Authorship Verification Using TF-IDF and Digital Stylometry

Author: 880417603

12/09/2025 — class competition — 3 min read

Class Competition Info

Leaderboard score	0.55026
Leaderboard team name	conniecameron
Kaggle username	conniecameron
Code Repository URL	https://github.com/uazhlt-ms-program/ling-582-fall-2025-class-competition-code-conniecameron

Task summary

Authorship verification determines whether two text spans belong to the same author (label = 1) or different authors (label = 0).

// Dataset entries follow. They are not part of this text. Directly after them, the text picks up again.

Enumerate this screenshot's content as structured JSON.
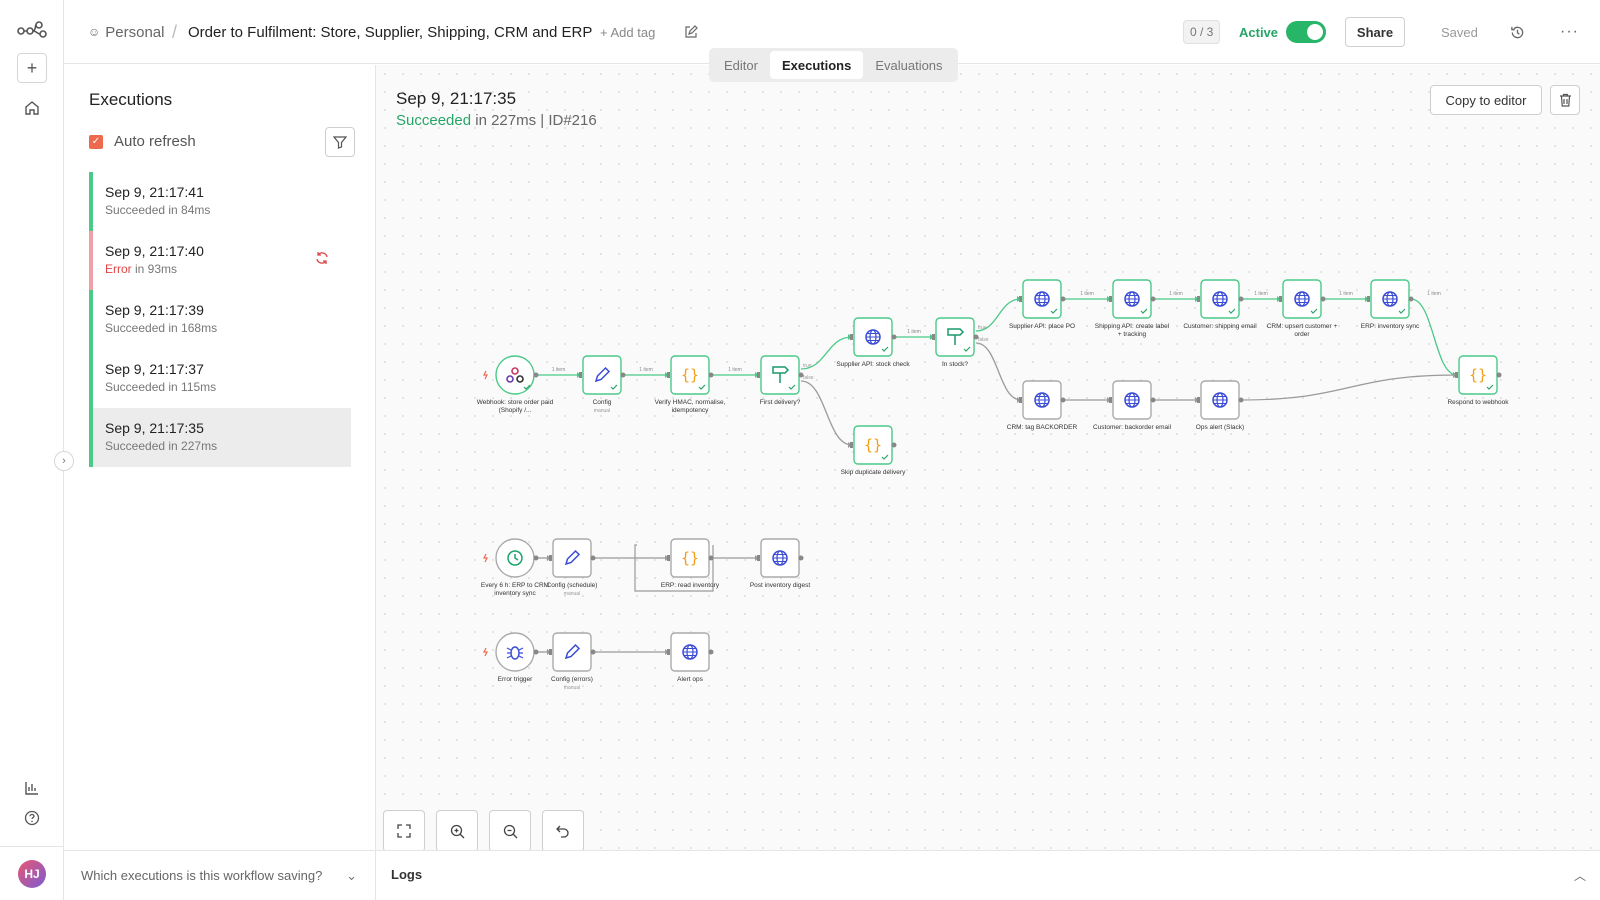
{
  "header": {
    "personal": "Personal",
    "separator": "/",
    "title": "Order to Fulfilment: Store, Supplier, Shipping, CRM and ERP",
    "add_tag": "+ Add tag",
    "counter": "0 / 3",
    "active_label": "Active",
    "active": true,
    "share": "Share",
    "saved": "Saved"
  },
  "tabs": [
    {
      "label": "Editor"
    },
    {
      "label": "Executions"
    },
    {
      "label": "Evaluations"
    }
  ],
  "panel": {
    "title": "Executions",
    "auto_refresh_label": "Auto refresh",
    "auto_refresh": true,
    "footer": "Which executions is this workflow saving?"
  },
  "executions": [
    {
      "time": "Sep 9, 21:17:41",
      "status_word": "Succeeded",
      "duration": " in 84ms",
      "state": "success"
    },
    {
      "time": "Sep 9, 21:17:40",
      "status_word": "Error",
      "duration": " in 93ms",
      "state": "error"
    },
    {
      "time": "Sep 9, 21:17:39",
      "status_word": "Succeeded",
      "duration": " in 168ms",
      "state": "success"
    },
    {
      "time": "Sep 9, 21:17:37",
      "status_word": "Succeeded",
      "duration": " in 115ms",
      "state": "success"
    },
    {
      "time": "Sep 9, 21:17:35",
      "status_word": "Succeeded",
      "duration": " in 227ms",
      "state": "success",
      "selected": true
    }
  ],
  "detail": {
    "date": "Sep 9, 21:17:35",
    "status": "Succeeded",
    "duration": " in 227ms | ID#216",
    "copy_button": "Copy to editor"
  },
  "logs": {
    "label": "Logs"
  },
  "colors": {
    "success": "#27a567",
    "error": "#e04444",
    "accent": "#ee6a4e",
    "node_border_success": "#4bc988"
  },
  "workflow": {
    "nodes": [
      {
        "id": "webhook",
        "label": "Webhook: store order paid (Shopify /...",
        "sublabel": "",
        "icon": "webhook-icon"
      },
      {
        "id": "config",
        "label": "Config",
        "sublabel": "manual",
        "icon": "pencil-icon"
      },
      {
        "id": "verify",
        "label": "Verify HMAC, normalise, idempotency",
        "sublabel": "",
        "icon": "code-icon"
      },
      {
        "id": "first",
        "label": "First delivery?",
        "sublabel": "",
        "icon": "if-icon"
      },
      {
        "id": "stock",
        "label": "Supplier API: stock check",
        "sublabel": "",
        "icon": "globe-icon"
      },
      {
        "id": "skip",
        "label": "Skip duplicate delivery",
        "sublabel": "",
        "icon": "code-icon"
      },
      {
        "id": "instock",
        "label": "In stock?",
        "sublabel": "",
        "icon": "if-icon"
      },
      {
        "id": "po",
        "label": "Supplier API: place PO",
        "sublabel": "",
        "icon": "globe-icon"
      },
      {
        "id": "ship",
        "label": "Shipping API: create label + tracking",
        "sublabel": "",
        "icon": "globe-icon"
      },
      {
        "id": "email",
        "label": "Customer: shipping email",
        "sublabel": "",
        "icon": "globe-icon"
      },
      {
        "id": "crm",
        "label": "CRM: upsert customer + order",
        "sublabel": "",
        "icon": "globe-icon"
      },
      {
        "id": "erp",
        "label": "ERP: inventory sync",
        "sublabel": "",
        "icon": "globe-icon"
      },
      {
        "id": "respond",
        "label": "Respond to webhook",
        "sublabel": "",
        "icon": "code-icon"
      },
      {
        "id": "backorder",
        "label": "CRM: tag BACKORDER",
        "sublabel": "",
        "icon": "globe-icon"
      },
      {
        "id": "bemail",
        "label": "Customer: backorder email",
        "sublabel": "",
        "icon": "globe-icon"
      },
      {
        "id": "ops",
        "label": "Ops alert (Slack)",
        "sublabel": "",
        "icon": "globe-icon"
      },
      {
        "id": "sched",
        "label": "Every 6 h: ERP to CRM inventory sync",
        "sublabel": "",
        "icon": "clock-icon"
      },
      {
        "id": "cfgsched",
        "label": "Config (schedule)",
        "sublabel": "manual",
        "icon": "pencil-icon"
      },
      {
        "id": "erpread",
        "label": "ERP: read inventory",
        "sublabel": "",
        "icon": "code-icon"
      },
      {
        "id": "digest",
        "label": "Post inventory digest",
        "sublabel": "",
        "icon": "globe-icon"
      },
      {
        "id": "errtrig",
        "label": "Error trigger",
        "sublabel": "",
        "icon": "bug-icon"
      },
      {
        "id": "cfgerr",
        "label": "Config (errors)",
        "sublabel": "manual",
        "icon": "pencil-icon"
      },
      {
        "id": "alert",
        "label": "Alert ops",
        "sublabel": "",
        "icon": "globe-icon"
      }
    ],
    "item_label": "1 item",
    "branch_true": "true",
    "branch_false": "false"
  }
}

Each training example contains:

SPAN1_TEXT [SNIPPET] SPAN2_TEXT
The official evaluation metric is Macro F1.
Training and test sets contain 1601 and 899 examples, respectively.

This problem relates to:

a) Author Profiling – Inferring stylistic traits from text.
b) Authorship Identification – Assigning text to known authors, unlike verification.
c) Digital Stylometry – Measuring style via linguistic, structural, and lexical features.
d) Text Classification – TF-IDF + linear models (logistic regression) are strong statistical NLP baselines.

Key challenges include:
a) Short spans offering limited stylistic signal.
b) Topic mismatch between same-author spans.
c) Topical similarity misleading the model for different authors.
d) Dialogue-heavy text affecting uppercase, punctuation ratios.
e) Uneven span length reducing reliability of stylometric differences.

Example records examined during EDA confirm all of these issues.

Exploratory data analysis

Initial Observations:

[SNIPPET] always appears exactly once.
Span lengths vary dramatically (short < 50 chars; long > 1000).
Authors display consistent tendencies in punctuation, function-word usage, and sentence length.
Some label 0 pairs show topical overlap that can mislead lexical models.

Dataset Size per Class: Label Meaning Count %
0 Different Authors 1,245 77.76%
1 Same Author 356 22.24%

Metrics examined include:

Distribution of average word length
Sentence length words per sentence
Type–token ratio
Punctuation ratio
Uppercase ratio

Same-author pairs tend to have smaller stylometric differences, motivating pairwise-difference features.

Approach

Approach 1: Baseline Model — TF-IDF + Logistic Regression
TF-IDF: ngram_range=(1,2), max_features=50,000
Classifier: Logistic Regression with class_weight="balanced"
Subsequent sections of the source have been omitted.